CUATRO En una entrevista le preguntaron a Ray Bradbury si alguna vez se había cruzado con su perfecta contracara, con su opuesto complementario, con el Yin de su Yang, con Philip K. Dick. "Una vez coincidimos en un bar y conversamos un rato. No le gustaba hablar y era del tipo de persona que, enseguida te das cuenta, no disfrutaba de estar vivo", respondió Bradbury. Cabe pensar que Dick se dijo a sí mismo que Bradbury hablaba demasiado y era demasiado vivaz.

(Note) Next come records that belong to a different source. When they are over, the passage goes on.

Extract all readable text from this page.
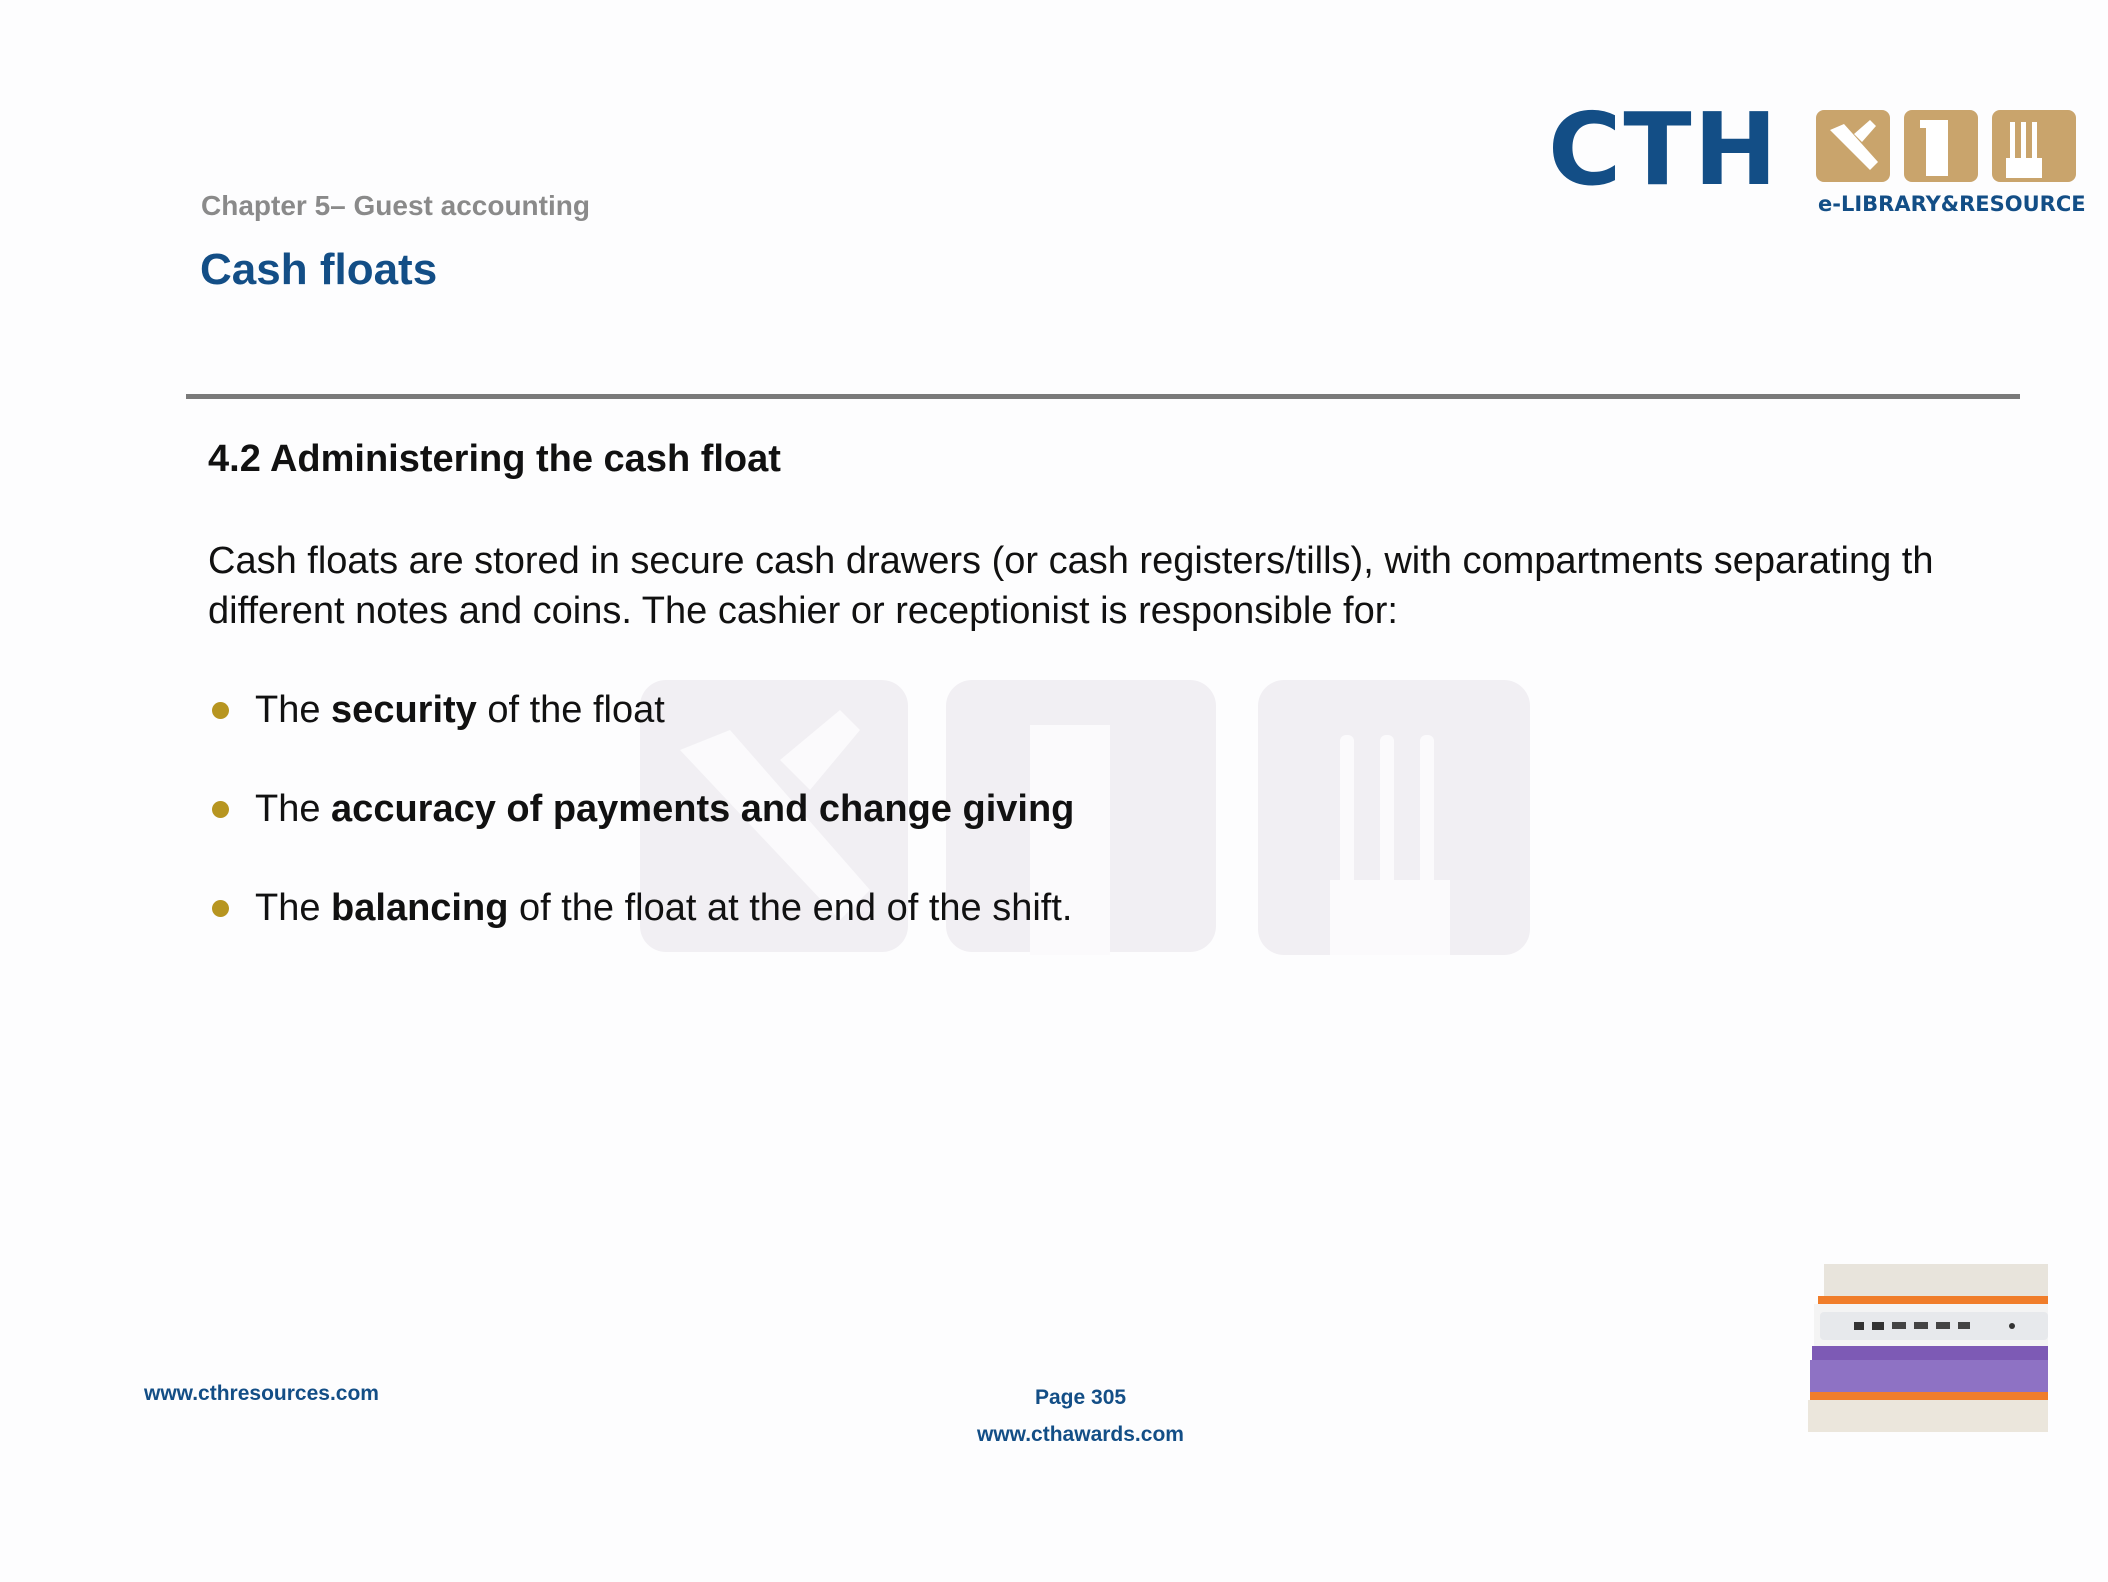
Chapter 5– Guest accounting
Cash floats
CTH e-LIBRARY&RESOURCE
4.2 Administering the cash float
Cash floats are stored in secure cash drawers (or cash registers/tills), with compartments separating th
different notes and coins. The cashier or receptionist is responsible for:
The security of the float
The accuracy of payments and change giving
The balancing of the float at the end of the shift.
www.cthresources.com	Page 305
www.cthawards.com
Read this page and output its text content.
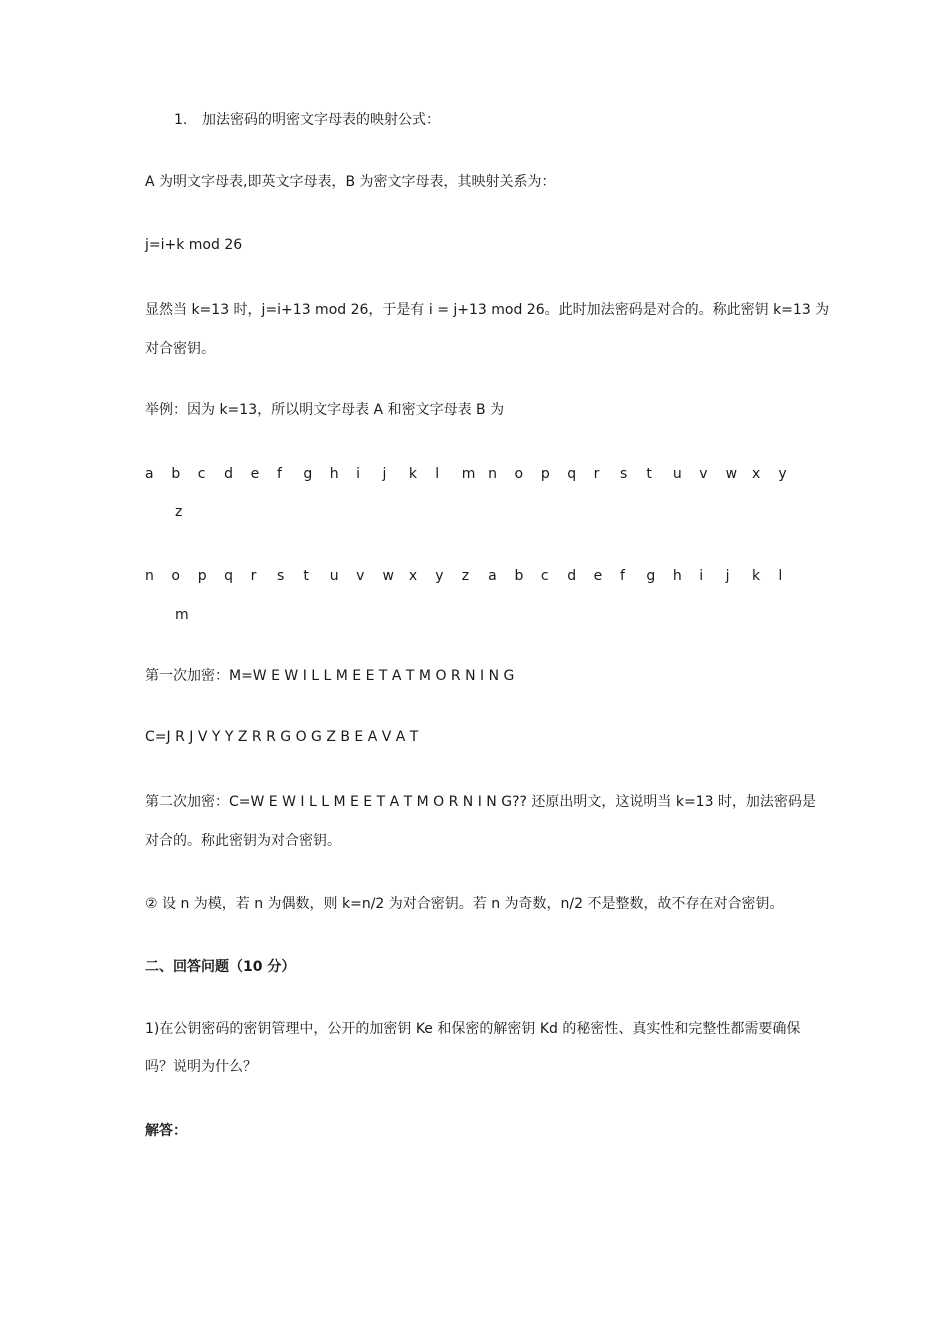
1. 加法密码的明密文字母表的映射公式：
A 为明文字母表,即英文字母表，B 为密文字母表，其映射关系为：
j=i+k mod 26
显然当 k=13 时，j=i+13 mod 26，于是有 i = j+13 mod 26。此时加法密码是对合的。称此密钥 k=13 为
对合密钥。
举例：因为 k=13，所以明文字母表 A 和密文字母表 B 为
a b c d e f g h i j k l m n o p q r s t u v w x y
z
n o p q r s t u v w x y z a b c d e f g h i j k l
m
第一次加密：M=W E W I L L M E E T A T M O R N I N G
C=J R J V Y Y Z R R G O G Z B E A V A T
第二次加密：C=W E W I L L M E E T A T M O R N I N G?? 还原出明文，这说明当 k=13 时，加法密码是
对合的。称此密钥为对合密钥。
② 设 n 为模，若 n 为偶数，则 k=n/2 为对合密钥。若 n 为奇数，n/2 不是整数，故不存在对合密钥。
二、回答问题（10 分）
1)在公钥密码的密钥管理中，公开的加密钥 Ke 和保密的解密钥 Kd 的秘密性、真实性和完整性都需要确保
吗？说明为什么？
解答：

En 2003, Bradbury adquirió el lote junto a la tumba de su esposa y plantó y anticipó allí su propia lápida con el año de salida aún en blanco. De tanto en tanto, se daba una vuelta para contemplar su propia tumba. Su biógrafo le preguntó que sentía al respecto. Bradbury respondió: "Lo cierto es que preferiría ser enterrado en Marte. Que metan mis cenizas en una lata de sopa de tomate, porque eso es casi lo único que comí durante mi infancia. Pero lo que de verdad me hace muy feliz es saber que en Marte, dentro de un par de siglos, mis libros seguirán leyéndose. Y que muy tarde por la noche, con una pequeña linterna y bajo una manta, algún niño va a espiar bajo la cubierta de un libro. Y que ese libro será Crónicas marcianas. En Marte".

Que así sea --buena suerte al Perseverance-- para que ahí y entonces, por fin, Bradbury sea autor marciano.

Y gracias por todo, piensa Rodríguez habiendo vuelto a abrir un libro que no cerrará hasta haberlo leído de nuevo, en la Tierra aún, en tiempos cada vez más marcianos.

Feliz centenario y bicentenario y tricentenario, hasta el infinito y más allá y, sí, por siempre vivo.